Bria claims its structured parameter controls enable deterministic outputs. That means creative teams can reproduce and refine results reliably, rather than chasing variations through iterative prompting.

For industries like film, advertising, and gaming—where version control and pipeline consistency are mission-critical—that’s not a nice-to-have. It’s table stakes.

By embedding its models directly into established production tools such as Houdini for procedural 3D content and Nuke for compositing, Bria sidesteps the “AI as separate app” problem. Artists can generate and refine assets inside tools they already use, reducing friction between experimentation and final output.

EU AI Act Compliance as a Selling Point

Bria also emphasizes full compliance with the EU AI Act, Europe’s sweeping regulatory framework governing artificial intelligence systems. For multinational enterprises, particularly those operating in or selling into the EU, regulatory exposure is no longer theoretical.

By positioning compliance as a foundational feature rather than an afterthought, Bria is aligning itself with enterprise governance priorities. The company says it provides IP and privacy indemnification, aiming to remove a key barrier to scaling AI-generated content.

This compliance-first messaging has resonated in award circles as well. Bria was recently named a finalist for Innovation in Pre-Production at the 2026 HPA Awards, recognizing its attribution technology. The company has also landed on the CB Insights AI 100 list and earned accolades from Fast Company and SiliconANGLE.

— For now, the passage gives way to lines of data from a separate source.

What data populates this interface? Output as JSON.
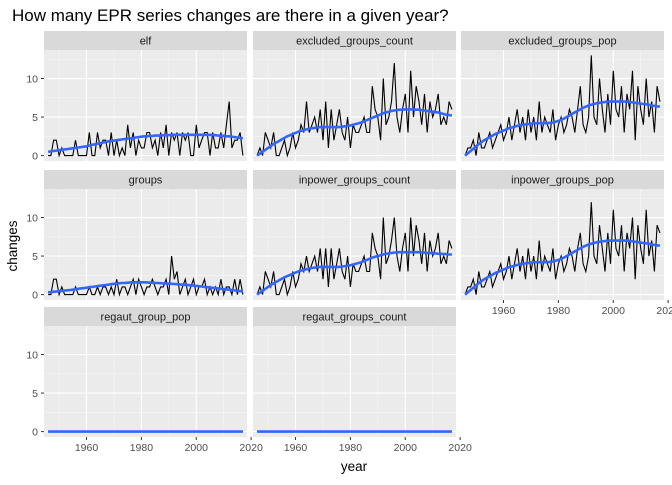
{
  "chart_data": {
    "type": "line",
    "title": "How many EPR series changes are there in a given year?",
    "xlabel": "year",
    "ylabel": "changes",
    "xlim": [
      1944.5,
      2018.5
    ],
    "ylim": [
      -0.7,
      13.7
    ],
    "x_ticks": [
      1960,
      1980,
      2000,
      2020
    ],
    "x_tick_labels": [
      "1960",
      "1980",
      "2000",
      "2020"
    ],
    "y_ticks": [
      0,
      5,
      10
    ],
    "y_tick_labels": [
      "0",
      "5",
      "10"
    ],
    "grid": true,
    "x_start": 1946,
    "years": [
      1946,
      1947,
      1948,
      1949,
      1950,
      1951,
      1952,
      1953,
      1954,
      1955,
      1956,
      1957,
      1958,
      1959,
      1960,
      1961,
      1962,
      1963,
      1964,
      1965,
      1966,
      1967,
      1968,
      1969,
      1970,
      1971,
      1972,
      1973,
      1974,
      1975,
      1976,
      1977,
      1978,
      1979,
      1980,
      1981,
      1982,
      1983,
      1984,
      1985,
      1986,
      1987,
      1988,
      1989,
      1990,
      1991,
      1992,
      1993,
      1994,
      1995,
      1996,
      1997,
      1998,
      1999,
      2000,
      2001,
      2002,
      2003,
      2004,
      2005,
      2006,
      2007,
      2008,
      2009,
      2010,
      2011,
      2012,
      2013,
      2014,
      2015,
      2016,
      2017
    ],
    "smooth_color": "#3366ff",
    "raw_color": "#000000",
    "panel_bg": "#ebebeb",
    "strip_bg": "#d9d9d9",
    "panels": [
      {
        "name": "elf",
        "values": [
          0,
          0,
          2,
          2,
          0,
          1,
          0,
          0,
          0,
          0,
          2,
          0,
          0,
          0,
          0,
          3,
          0,
          0,
          3,
          1,
          2,
          2,
          0,
          3,
          0,
          2,
          0,
          1,
          0,
          4,
          1,
          3,
          0,
          2,
          1,
          1,
          3,
          3,
          1,
          2,
          0,
          3,
          1,
          4,
          0,
          3,
          2,
          3,
          0,
          3,
          2,
          3,
          0,
          0,
          4,
          1,
          2,
          3,
          3,
          0,
          3,
          1,
          1,
          3,
          1,
          4,
          7,
          1,
          2,
          2,
          3,
          0
        ],
        "smooth": [
          0.5,
          0.55,
          0.6,
          0.65,
          0.7,
          0.75,
          0.8,
          0.85,
          0.9,
          0.95,
          1.0,
          1.05,
          1.1,
          1.15,
          1.2,
          1.3,
          1.4,
          1.45,
          1.55,
          1.6,
          1.7,
          1.75,
          1.85,
          1.9,
          1.95,
          2.0,
          2.05,
          2.1,
          2.15,
          2.2,
          2.25,
          2.3,
          2.35,
          2.4,
          2.45,
          2.5,
          2.5,
          2.55,
          2.55,
          2.6,
          2.6,
          2.6,
          2.65,
          2.65,
          2.65,
          2.7,
          2.7,
          2.7,
          2.7,
          2.7,
          2.7,
          2.7,
          2.7,
          2.7,
          2.7,
          2.7,
          2.7,
          2.7,
          2.7,
          2.7,
          2.65,
          2.65,
          2.6,
          2.6,
          2.55,
          2.5,
          2.5,
          2.45,
          2.4,
          2.35,
          2.3,
          2.25
        ]
      },
      {
        "name": "excluded_groups_count",
        "values": [
          0,
          1,
          0,
          3,
          2,
          1,
          3,
          0,
          0,
          1,
          2,
          0,
          1,
          3,
          1,
          2,
          4,
          3,
          7,
          3,
          4,
          5,
          3,
          6,
          2,
          7,
          1,
          6,
          2,
          4,
          6,
          3,
          2,
          5,
          1,
          4,
          3,
          3,
          4,
          5,
          3,
          3,
          9,
          6,
          5,
          2,
          10,
          4,
          5,
          7,
          12,
          5,
          3,
          6,
          8,
          3,
          11,
          5,
          9,
          7,
          4,
          8,
          3,
          7,
          5,
          6,
          8,
          4,
          5,
          4,
          7,
          6
        ],
        "smooth": [
          0.0,
          0.25,
          0.5,
          0.75,
          1.0,
          1.25,
          1.5,
          1.7,
          1.9,
          2.1,
          2.3,
          2.5,
          2.65,
          2.8,
          2.95,
          3.1,
          3.2,
          3.3,
          3.4,
          3.5,
          3.55,
          3.6,
          3.65,
          3.7,
          3.7,
          3.7,
          3.7,
          3.7,
          3.7,
          3.7,
          3.7,
          3.75,
          3.8,
          3.85,
          3.9,
          4.0,
          4.1,
          4.2,
          4.3,
          4.45,
          4.6,
          4.75,
          4.9,
          5.05,
          5.2,
          5.35,
          5.5,
          5.6,
          5.7,
          5.8,
          5.85,
          5.9,
          5.95,
          5.95,
          6.0,
          6.0,
          6.0,
          6.0,
          5.95,
          5.95,
          5.9,
          5.85,
          5.8,
          5.75,
          5.7,
          5.65,
          5.6,
          5.5,
          5.4,
          5.3,
          5.25,
          5.2
        ]
      },
      {
        "name": "excluded_groups_pop",
        "values": [
          0,
          1,
          1,
          2,
          0,
          3,
          1,
          1,
          2,
          3,
          1,
          2,
          3,
          4,
          2,
          3,
          5,
          2,
          4,
          6,
          3,
          5,
          2,
          6,
          3,
          5,
          2,
          7,
          3,
          5,
          4,
          3,
          6,
          2,
          4,
          5,
          3,
          4,
          6,
          5,
          3,
          6,
          9,
          4,
          3,
          5,
          13,
          5,
          4,
          10,
          6,
          3,
          8,
          4,
          11,
          6,
          5,
          9,
          3,
          8,
          6,
          11,
          2,
          9,
          6,
          4,
          10,
          5,
          7,
          3,
          9,
          7
        ],
        "smooth": [
          0.0,
          0.3,
          0.6,
          0.9,
          1.2,
          1.5,
          1.75,
          2.0,
          2.2,
          2.4,
          2.6,
          2.8,
          2.95,
          3.1,
          3.25,
          3.4,
          3.55,
          3.65,
          3.75,
          3.85,
          3.95,
          4.0,
          4.05,
          4.1,
          4.15,
          4.2,
          4.2,
          4.2,
          4.2,
          4.2,
          4.2,
          4.25,
          4.3,
          4.4,
          4.5,
          4.65,
          4.8,
          5.0,
          5.2,
          5.4,
          5.6,
          5.8,
          6.0,
          6.2,
          6.35,
          6.5,
          6.6,
          6.7,
          6.8,
          6.85,
          6.9,
          6.95,
          7.0,
          7.0,
          7.0,
          7.0,
          7.0,
          7.0,
          7.0,
          7.0,
          6.95,
          6.9,
          6.85,
          6.8,
          6.75,
          6.7,
          6.65,
          6.6,
          6.5,
          6.45,
          6.4,
          6.35
        ]
      },
      {
        "name": "groups",
        "values": [
          0,
          0,
          2,
          2,
          0,
          1,
          0,
          0,
          0,
          0,
          1,
          0,
          0,
          0,
          0,
          1,
          0,
          0,
          1,
          0,
          1,
          1,
          0,
          1,
          0,
          2,
          0,
          1,
          1,
          0,
          1,
          2,
          0,
          2,
          1,
          0,
          1,
          1,
          2,
          1,
          0,
          1,
          1,
          2,
          0,
          5,
          2,
          3,
          0,
          1,
          2,
          0,
          1,
          2,
          0,
          1,
          1,
          2,
          0,
          1,
          0,
          1,
          0,
          2,
          0,
          1,
          1,
          0,
          2,
          0,
          2,
          0
        ],
        "smooth": [
          0.3,
          0.33,
          0.36,
          0.4,
          0.44,
          0.48,
          0.52,
          0.56,
          0.6,
          0.65,
          0.7,
          0.75,
          0.8,
          0.85,
          0.9,
          0.95,
          1.0,
          1.05,
          1.1,
          1.15,
          1.2,
          1.25,
          1.3,
          1.35,
          1.4,
          1.45,
          1.48,
          1.5,
          1.52,
          1.55,
          1.58,
          1.6,
          1.6,
          1.6,
          1.6,
          1.6,
          1.58,
          1.56,
          1.54,
          1.52,
          1.5,
          1.48,
          1.46,
          1.44,
          1.42,
          1.4,
          1.38,
          1.35,
          1.32,
          1.29,
          1.26,
          1.23,
          1.2,
          1.17,
          1.13,
          1.09,
          1.05,
          1.0,
          0.96,
          0.92,
          0.88,
          0.84,
          0.8,
          0.76,
          0.72,
          0.68,
          0.64,
          0.6,
          0.55,
          0.5,
          0.45,
          0.4
        ]
      },
      {
        "name": "inpower_groups_count",
        "values": [
          0,
          1,
          0,
          3,
          2,
          1,
          3,
          0,
          0,
          1,
          2,
          0,
          1,
          3,
          1,
          2,
          4,
          3,
          5,
          3,
          4,
          5,
          3,
          6,
          2,
          6,
          1,
          6,
          2,
          4,
          6,
          3,
          2,
          5,
          1,
          4,
          3,
          3,
          4,
          5,
          3,
          3,
          8,
          6,
          5,
          2,
          10,
          4,
          5,
          7,
          10,
          5,
          3,
          6,
          8,
          3,
          10,
          5,
          9,
          7,
          4,
          8,
          3,
          7,
          5,
          6,
          8,
          4,
          5,
          4,
          7,
          6
        ],
        "smooth": [
          0.0,
          0.25,
          0.5,
          0.75,
          1.0,
          1.25,
          1.45,
          1.65,
          1.85,
          2.05,
          2.25,
          2.4,
          2.55,
          2.7,
          2.85,
          3.0,
          3.1,
          3.2,
          3.3,
          3.4,
          3.45,
          3.5,
          3.55,
          3.6,
          3.6,
          3.6,
          3.6,
          3.6,
          3.6,
          3.6,
          3.6,
          3.65,
          3.7,
          3.75,
          3.8,
          3.9,
          4.0,
          4.1,
          4.2,
          4.35,
          4.5,
          4.65,
          4.8,
          4.9,
          5.0,
          5.1,
          5.2,
          5.3,
          5.35,
          5.4,
          5.45,
          5.5,
          5.5,
          5.5,
          5.5,
          5.5,
          5.5,
          5.5,
          5.5,
          5.5,
          5.45,
          5.45,
          5.4,
          5.4,
          5.35,
          5.35,
          5.3,
          5.3,
          5.25,
          5.25,
          5.2,
          5.2
        ]
      },
      {
        "name": "inpower_groups_pop",
        "values": [
          0,
          1,
          1,
          2,
          0,
          3,
          1,
          1,
          2,
          3,
          1,
          2,
          3,
          4,
          2,
          3,
          5,
          2,
          4,
          6,
          3,
          5,
          2,
          6,
          3,
          5,
          2,
          7,
          3,
          5,
          4,
          3,
          6,
          2,
          4,
          5,
          3,
          4,
          6,
          5,
          3,
          6,
          8,
          4,
          3,
          5,
          12,
          5,
          4,
          9,
          6,
          3,
          8,
          4,
          11,
          6,
          5,
          9,
          3,
          8,
          6,
          10,
          2,
          9,
          6,
          4,
          11,
          5,
          7,
          3,
          9,
          8
        ],
        "smooth": [
          0.0,
          0.3,
          0.6,
          0.9,
          1.2,
          1.5,
          1.75,
          2.0,
          2.2,
          2.4,
          2.6,
          2.8,
          2.95,
          3.1,
          3.25,
          3.4,
          3.55,
          3.65,
          3.75,
          3.85,
          3.95,
          4.0,
          4.05,
          4.1,
          4.15,
          4.2,
          4.2,
          4.2,
          4.2,
          4.2,
          4.2,
          4.25,
          4.3,
          4.4,
          4.5,
          4.65,
          4.8,
          5.0,
          5.2,
          5.4,
          5.6,
          5.8,
          6.0,
          6.2,
          6.35,
          6.5,
          6.6,
          6.7,
          6.8,
          6.85,
          6.9,
          6.95,
          7.0,
          7.0,
          7.0,
          7.0,
          7.0,
          7.0,
          7.0,
          7.0,
          6.95,
          6.9,
          6.85,
          6.8,
          6.75,
          6.7,
          6.65,
          6.6,
          6.5,
          6.45,
          6.4,
          6.35
        ]
      },
      {
        "name": "regaut_group_pop",
        "values": [
          0,
          0,
          0,
          0,
          0,
          0,
          0,
          0,
          0,
          0,
          0,
          0,
          0,
          0,
          0,
          0,
          0,
          0,
          0,
          0,
          0,
          0,
          0,
          0,
          0,
          0,
          0,
          0,
          0,
          0,
          0,
          0,
          0,
          0,
          0,
          0,
          0,
          0,
          0,
          0,
          0,
          0,
          0,
          0,
          0,
          0,
          0,
          0,
          0,
          0,
          0,
          0,
          0,
          0,
          0,
          0,
          0,
          0,
          0,
          0,
          0,
          0,
          0,
          0,
          0,
          0,
          0,
          0,
          0,
          0,
          0,
          0
        ],
        "smooth": [
          0,
          0,
          0,
          0,
          0,
          0,
          0,
          0,
          0,
          0,
          0,
          0,
          0,
          0,
          0,
          0,
          0,
          0,
          0,
          0,
          0,
          0,
          0,
          0,
          0,
          0,
          0,
          0,
          0,
          0,
          0,
          0,
          0,
          0,
          0,
          0,
          0,
          0,
          0,
          0,
          0,
          0,
          0,
          0,
          0,
          0,
          0,
          0,
          0,
          0,
          0,
          0,
          0,
          0,
          0,
          0,
          0,
          0,
          0,
          0,
          0,
          0,
          0,
          0,
          0,
          0,
          0,
          0,
          0,
          0,
          0,
          0
        ]
      },
      {
        "name": "regaut_groups_count",
        "values": [
          0,
          0,
          0,
          0,
          0,
          0,
          0,
          0,
          0,
          0,
          0,
          0,
          0,
          0,
          0,
          0,
          0,
          0,
          0,
          0,
          0,
          0,
          0,
          0,
          0,
          0,
          0,
          0,
          0,
          0,
          0,
          0,
          0,
          0,
          0,
          0,
          0,
          0,
          0,
          0,
          0,
          0,
          0,
          0,
          0,
          0,
          0,
          0,
          0,
          0,
          0,
          0,
          0,
          0,
          0,
          0,
          0,
          0,
          0,
          0,
          0,
          0,
          0,
          0,
          0,
          0,
          0,
          0,
          0,
          0,
          0,
          0
        ],
        "smooth": [
          0,
          0,
          0,
          0,
          0,
          0,
          0,
          0,
          0,
          0,
          0,
          0,
          0,
          0,
          0,
          0,
          0,
          0,
          0,
          0,
          0,
          0,
          0,
          0,
          0,
          0,
          0,
          0,
          0,
          0,
          0,
          0,
          0,
          0,
          0,
          0,
          0,
          0,
          0,
          0,
          0,
          0,
          0,
          0,
          0,
          0,
          0,
          0,
          0,
          0,
          0,
          0,
          0,
          0,
          0,
          0,
          0,
          0,
          0,
          0,
          0,
          0,
          0,
          0,
          0,
          0,
          0,
          0,
          0,
          0,
          0,
          0
        ]
      }
    ]
  }
}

In a crowded generative AI landscape, third-party validation can help signal staying power.

A Strategic Play for the Creative Production Layer

The expansion across Photoshop, Houdini, Nuke, ComfyUI, and Toon Boom suggests Bria is targeting the professional production layer rather than casual creators.

That’s a distinct strategic choice.

While consumer image generators compete on viral outputs and ease of use, Bria is competing on infrastructure—legal frameworks, deterministic controls, and enterprise-scale deployment. It’s less about generating a single striking image and more about embedding AI safely into long-term production pipelines.

For animation and VFX studios, the integration with Toon Boom is particularly notable. Colin Bohm, CEO of Toon Boom Animation, framed the partnership as “for the industry, by the industry,” underscoring a shared emphasis on responsible, professional-grade AI foundations.

The Bigger Picture: Compliance as Competitive Advantage

As generative AI matures, the battleground is shifting.

Raw model capability is rapidly commoditizing. What’s harder to replicate is a compliant data supply chain, attribution transparency, and regulatory readiness.

Bria’s latest expansion underscores a broader industry inflection point: enterprise adoption will likely hinge less on novelty and more on governance. Creative teams want power—but they also need protection.

By embedding licensed, attribution-driven AI into the core tools of professional production, Bria is positioning itself not as a disruptor of creative workflows, but as a reinforcement layer—adding automation without adding legal uncertainty.

 

In a market where lawsuits and regulatory scrutiny are accelerating, that may be the more sustainable innovation.